Requiem pour un fou d’amouuuuuuuuuuuuur, pfff il ferait mieux de chanter pour les fous plutôt que de les resquiller à coup de concerts de xxx euros (mettez un chiffre aberrant).

Je divague, je m’égare quelle inconscience !

La folie ce n’est qu’une normalité différente ! A force de prendre les fous pour des fous on en oublie qu’ils ne s’amusent pas des masses, assommés par des pilules de toutes les couleurs de l’arc en ciel.

Le fou s’emmerde disons-le, parfois il se fait même dessus, mais il n’en reste pas moins un être aliéné comme nous au cycle de la vie « boire-manger-pipi-caca-dodo ».
Malade de ne voir autrui qu’à travers les yeux haineux de ceux qui ne le comprennent pas, des porcs aux truies qui ricanent, le fou n’aspire parfois qu’à être regardé sans le regard débile de la honte.

Dérèglement de la société mentale qui ne veut bien percevoir que le génie du fou quand ça l’arrange parce qu’elle peut en discuter devant un verre de champagne alors que la folie qui nous accompagne sans jamais nous trahir se trouve au fond d’une bouteille de Kronenbourg, mais ceci est un autre débat.

Bref, le fou est soit l’artiste délirant soit le monstre enfermé à double tour dans sa camisole loin de la psychose des bêtes pensantes.

Parfois des artistes, pas Johnny rassurez-vous, ont une idée de génie, simple et courbe comme un grain qui germe, sans récupération ni mégalomanie. Juste parce que.

On est en juin 1978 en Californie. Lux Interior et de sa compagne guitariste Poison Ivy sont en tournée avec leur groupe The Cramps.
Le 13 juin ils se rendent au « Napa State Mental Hospital », pour donner un concert aux pensionnaires de cet hôpital psychiatrique.

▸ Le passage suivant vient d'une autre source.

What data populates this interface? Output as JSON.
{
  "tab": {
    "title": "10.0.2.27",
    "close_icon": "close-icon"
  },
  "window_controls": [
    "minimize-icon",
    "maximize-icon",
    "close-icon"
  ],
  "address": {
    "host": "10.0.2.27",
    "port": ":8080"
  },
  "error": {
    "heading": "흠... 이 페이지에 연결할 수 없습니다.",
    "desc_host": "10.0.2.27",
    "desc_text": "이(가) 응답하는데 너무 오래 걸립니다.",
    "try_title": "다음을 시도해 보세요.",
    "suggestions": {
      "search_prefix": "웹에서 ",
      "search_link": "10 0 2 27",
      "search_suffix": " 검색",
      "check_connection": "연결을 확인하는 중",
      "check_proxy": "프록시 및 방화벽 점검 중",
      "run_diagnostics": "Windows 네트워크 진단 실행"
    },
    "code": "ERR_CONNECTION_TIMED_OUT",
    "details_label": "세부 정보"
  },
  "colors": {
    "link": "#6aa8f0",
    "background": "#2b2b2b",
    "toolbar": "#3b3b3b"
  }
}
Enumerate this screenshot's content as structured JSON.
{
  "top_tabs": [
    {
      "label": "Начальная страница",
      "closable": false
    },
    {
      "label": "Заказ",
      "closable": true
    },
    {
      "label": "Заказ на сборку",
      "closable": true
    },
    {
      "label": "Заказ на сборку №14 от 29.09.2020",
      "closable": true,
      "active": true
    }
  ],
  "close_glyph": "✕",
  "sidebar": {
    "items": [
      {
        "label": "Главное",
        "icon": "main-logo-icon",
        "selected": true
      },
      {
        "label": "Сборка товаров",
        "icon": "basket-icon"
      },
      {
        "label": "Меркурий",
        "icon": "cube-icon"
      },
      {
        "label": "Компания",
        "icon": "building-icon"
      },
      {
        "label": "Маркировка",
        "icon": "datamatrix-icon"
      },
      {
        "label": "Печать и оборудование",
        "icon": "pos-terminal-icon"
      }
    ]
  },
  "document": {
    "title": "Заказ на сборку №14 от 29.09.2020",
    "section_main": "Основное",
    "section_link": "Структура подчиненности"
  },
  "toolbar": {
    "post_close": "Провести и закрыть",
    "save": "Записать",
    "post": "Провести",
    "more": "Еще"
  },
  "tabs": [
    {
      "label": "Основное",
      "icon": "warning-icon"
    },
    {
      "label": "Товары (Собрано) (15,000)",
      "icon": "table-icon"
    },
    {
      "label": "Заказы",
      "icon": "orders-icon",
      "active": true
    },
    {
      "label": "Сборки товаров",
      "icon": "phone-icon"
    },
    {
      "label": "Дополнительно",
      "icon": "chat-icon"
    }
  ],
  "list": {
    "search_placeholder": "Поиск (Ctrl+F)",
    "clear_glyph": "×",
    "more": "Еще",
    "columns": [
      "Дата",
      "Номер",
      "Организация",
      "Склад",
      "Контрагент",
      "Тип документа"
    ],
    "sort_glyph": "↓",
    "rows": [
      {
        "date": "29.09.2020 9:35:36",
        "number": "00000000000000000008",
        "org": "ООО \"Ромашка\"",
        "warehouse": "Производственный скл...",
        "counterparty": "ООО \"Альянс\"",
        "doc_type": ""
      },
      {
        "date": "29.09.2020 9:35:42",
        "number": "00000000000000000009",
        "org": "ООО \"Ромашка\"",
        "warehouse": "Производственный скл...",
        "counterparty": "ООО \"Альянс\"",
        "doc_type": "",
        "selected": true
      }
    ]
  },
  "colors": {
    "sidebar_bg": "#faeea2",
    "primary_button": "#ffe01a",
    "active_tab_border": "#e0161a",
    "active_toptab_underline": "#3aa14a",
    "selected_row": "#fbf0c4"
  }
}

http://www.youtube.com/watch?v=R2i-g8ZycNU

Les malades dansent, s’éclatent, montent sur scène avec le groupe, essaient de piquer le micro. Un costaud en robe à fleurs passe visiblement un des meilleurs moments de sa vie. Une femme accompagne le chanteur en poussant régulièrement des hurlements. Tout cela sans aucune agressivité ni intervention des infirmiers.

Le groupe, lui, balance son rock sans appréhension ni ironie. Lux Interior, plutôt connu pour son cynisme sur scène, dit même au public : « On m’a dit que vous étiez fous. Je ne crois pas : vous êtes des gens bien », avec une émotion palpable dans la voix qu’on ne lui connaît pas.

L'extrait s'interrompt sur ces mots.